Mar 14, 2009

When it comes to investing, I'm fucking clueless.

But that doesn't stop me from doing it. At 25, I have at least 35 years until retirement. So I just have to believe that over time, the markets will go up.

Regardless, when it comes down to picking stocks and ETFs, I'm shooting blind. And maybe that's best. The market rallied a bit this week. My new thing is to try to invest heavily on the weeks when news is all doom and gloom, and hold back weeks that it picks up. Not that I'm really trying to "time the market" -- I invest monthly, but I do try to guess at the best spot per month to put in my money. I've got it on auto pilot at Sharebuilder, and it only invests on Tuesdays, but I don't put money in on Monday until I know we're off to a bad week.

And that's kind of working out. For now. My Sharebuilder account (which is my "fun" investing account to see if I can beat the market) is now down "just" 30.30% Buying stocks and ETFs the last two months has helped -- the only way I'm going to make back the money is to invest when the market is doing its shittiest, and hope that it goes up. I'm just worried I'm too diversified. But I do that because I don't know what I'm doing.

I own 11 different stocks/ETFs in my Sharebuilder account. Not sure if that's too much or too little. I need to stop getting excited about different ETFs and stocks, putting $100 into them and then moving on. It's time to really hone in on my better performing stocks and invest in them. My ETFs are actually the worst performing right now, except for maybe Whole Foods. But then again they go up and down and up and down, so who knows.

My gains and losses sheet on Sharebuilder is all red except IHI - the medical devices ETF I just purched a small amount of two weeks ago. That's up $8. It's refreshing to see something green on that page.

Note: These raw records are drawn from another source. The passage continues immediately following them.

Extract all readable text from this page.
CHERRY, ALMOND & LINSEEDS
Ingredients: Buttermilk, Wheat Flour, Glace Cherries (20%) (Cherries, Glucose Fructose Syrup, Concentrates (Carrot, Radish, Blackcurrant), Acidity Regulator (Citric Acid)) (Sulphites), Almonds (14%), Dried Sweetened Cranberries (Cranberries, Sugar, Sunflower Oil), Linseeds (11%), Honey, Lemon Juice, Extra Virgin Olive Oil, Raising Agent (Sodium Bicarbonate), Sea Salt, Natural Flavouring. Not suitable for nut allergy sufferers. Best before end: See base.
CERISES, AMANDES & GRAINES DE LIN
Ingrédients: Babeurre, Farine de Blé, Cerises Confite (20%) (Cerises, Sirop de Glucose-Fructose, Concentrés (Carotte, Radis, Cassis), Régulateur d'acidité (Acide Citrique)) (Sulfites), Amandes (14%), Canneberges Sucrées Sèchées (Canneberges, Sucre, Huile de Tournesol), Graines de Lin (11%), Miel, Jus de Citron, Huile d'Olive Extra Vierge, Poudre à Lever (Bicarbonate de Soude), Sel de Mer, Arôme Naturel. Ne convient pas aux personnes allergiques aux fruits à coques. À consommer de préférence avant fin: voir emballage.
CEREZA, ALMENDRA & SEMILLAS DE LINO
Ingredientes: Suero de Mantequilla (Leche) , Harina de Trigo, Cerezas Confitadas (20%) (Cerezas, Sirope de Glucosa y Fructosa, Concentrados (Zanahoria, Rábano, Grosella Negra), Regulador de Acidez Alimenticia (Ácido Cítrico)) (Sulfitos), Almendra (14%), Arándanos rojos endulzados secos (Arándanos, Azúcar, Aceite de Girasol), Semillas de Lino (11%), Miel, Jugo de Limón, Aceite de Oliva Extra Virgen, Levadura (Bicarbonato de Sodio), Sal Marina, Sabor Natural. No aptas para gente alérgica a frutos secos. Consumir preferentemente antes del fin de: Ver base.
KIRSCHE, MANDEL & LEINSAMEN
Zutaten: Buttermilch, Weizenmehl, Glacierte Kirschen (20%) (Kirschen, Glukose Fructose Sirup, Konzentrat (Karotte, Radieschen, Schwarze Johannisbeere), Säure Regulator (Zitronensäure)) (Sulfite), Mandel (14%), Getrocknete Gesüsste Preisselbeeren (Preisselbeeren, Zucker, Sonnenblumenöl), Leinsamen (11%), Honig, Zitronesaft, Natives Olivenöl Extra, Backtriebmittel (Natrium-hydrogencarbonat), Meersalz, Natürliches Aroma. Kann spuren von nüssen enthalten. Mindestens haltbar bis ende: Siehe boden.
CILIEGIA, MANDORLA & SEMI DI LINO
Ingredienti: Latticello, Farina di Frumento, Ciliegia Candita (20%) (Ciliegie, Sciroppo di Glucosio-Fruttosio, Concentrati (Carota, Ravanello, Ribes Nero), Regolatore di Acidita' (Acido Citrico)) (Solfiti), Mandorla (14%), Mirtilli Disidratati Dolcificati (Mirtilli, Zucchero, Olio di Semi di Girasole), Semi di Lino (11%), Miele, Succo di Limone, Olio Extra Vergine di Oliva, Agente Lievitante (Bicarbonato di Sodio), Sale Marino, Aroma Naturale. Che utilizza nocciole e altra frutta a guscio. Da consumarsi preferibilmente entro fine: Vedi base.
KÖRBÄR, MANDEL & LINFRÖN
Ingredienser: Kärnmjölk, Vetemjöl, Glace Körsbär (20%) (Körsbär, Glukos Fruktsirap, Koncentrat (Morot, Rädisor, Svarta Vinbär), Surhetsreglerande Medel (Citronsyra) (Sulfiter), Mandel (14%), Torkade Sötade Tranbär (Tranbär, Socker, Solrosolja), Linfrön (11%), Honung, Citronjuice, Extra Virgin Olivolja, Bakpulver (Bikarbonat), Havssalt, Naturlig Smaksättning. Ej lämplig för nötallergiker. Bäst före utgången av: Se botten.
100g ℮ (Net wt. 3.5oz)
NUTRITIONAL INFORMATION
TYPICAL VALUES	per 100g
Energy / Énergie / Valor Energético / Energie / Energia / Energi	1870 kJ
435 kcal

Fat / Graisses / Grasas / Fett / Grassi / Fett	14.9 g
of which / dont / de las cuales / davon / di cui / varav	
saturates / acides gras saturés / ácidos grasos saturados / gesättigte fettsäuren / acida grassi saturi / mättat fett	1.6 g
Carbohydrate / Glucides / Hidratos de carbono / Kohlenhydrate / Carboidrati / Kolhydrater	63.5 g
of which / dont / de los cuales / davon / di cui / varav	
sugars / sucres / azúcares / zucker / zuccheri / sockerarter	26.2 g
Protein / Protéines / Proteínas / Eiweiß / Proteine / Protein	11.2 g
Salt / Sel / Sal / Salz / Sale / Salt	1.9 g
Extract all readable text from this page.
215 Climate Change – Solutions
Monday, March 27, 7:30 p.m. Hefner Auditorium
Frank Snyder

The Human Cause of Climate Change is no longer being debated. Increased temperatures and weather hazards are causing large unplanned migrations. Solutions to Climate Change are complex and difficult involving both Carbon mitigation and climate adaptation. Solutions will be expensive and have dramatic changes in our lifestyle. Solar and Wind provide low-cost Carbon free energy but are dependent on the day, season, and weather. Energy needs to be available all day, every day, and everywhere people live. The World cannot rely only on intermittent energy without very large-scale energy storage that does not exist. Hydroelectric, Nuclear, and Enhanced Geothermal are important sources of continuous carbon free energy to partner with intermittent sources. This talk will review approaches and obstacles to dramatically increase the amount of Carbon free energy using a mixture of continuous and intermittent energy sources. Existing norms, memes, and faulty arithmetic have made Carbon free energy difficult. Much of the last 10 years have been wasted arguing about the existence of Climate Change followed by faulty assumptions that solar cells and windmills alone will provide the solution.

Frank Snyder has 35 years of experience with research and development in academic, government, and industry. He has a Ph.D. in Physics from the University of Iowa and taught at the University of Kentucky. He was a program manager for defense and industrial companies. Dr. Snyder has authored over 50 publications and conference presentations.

The account has lost $931.03 to date. The more I invest now, the more likely that in 35 years I won't remember how scary it was to lose that much money that fast. (Not counting the $7000 that my Vanguard accounts are down, give or take a few hundred on the given day.)

I wish I had more appetite for risk... because a year ago I would have shorted the market and today I'd put more money in. But I'm, you know, only able to stomach $10k losses a year at my current payrate. Maybe more next year.



3 comments:

Anonymous said...

I don't even have the guts to have a fun investing account, so you're much less risk averse than I am!

Slinky said...

I know enough to know not to invest in individual stocks until I know what all those crazy numbers mean. :) So instead, I just have a rather aggressive mutual/index fund portfolio.

Anonymous said...

LOL. I love the title of this post!
I'm approaching 40 and I'm still fairly clueless.
It's a process that just takes time and it never ends.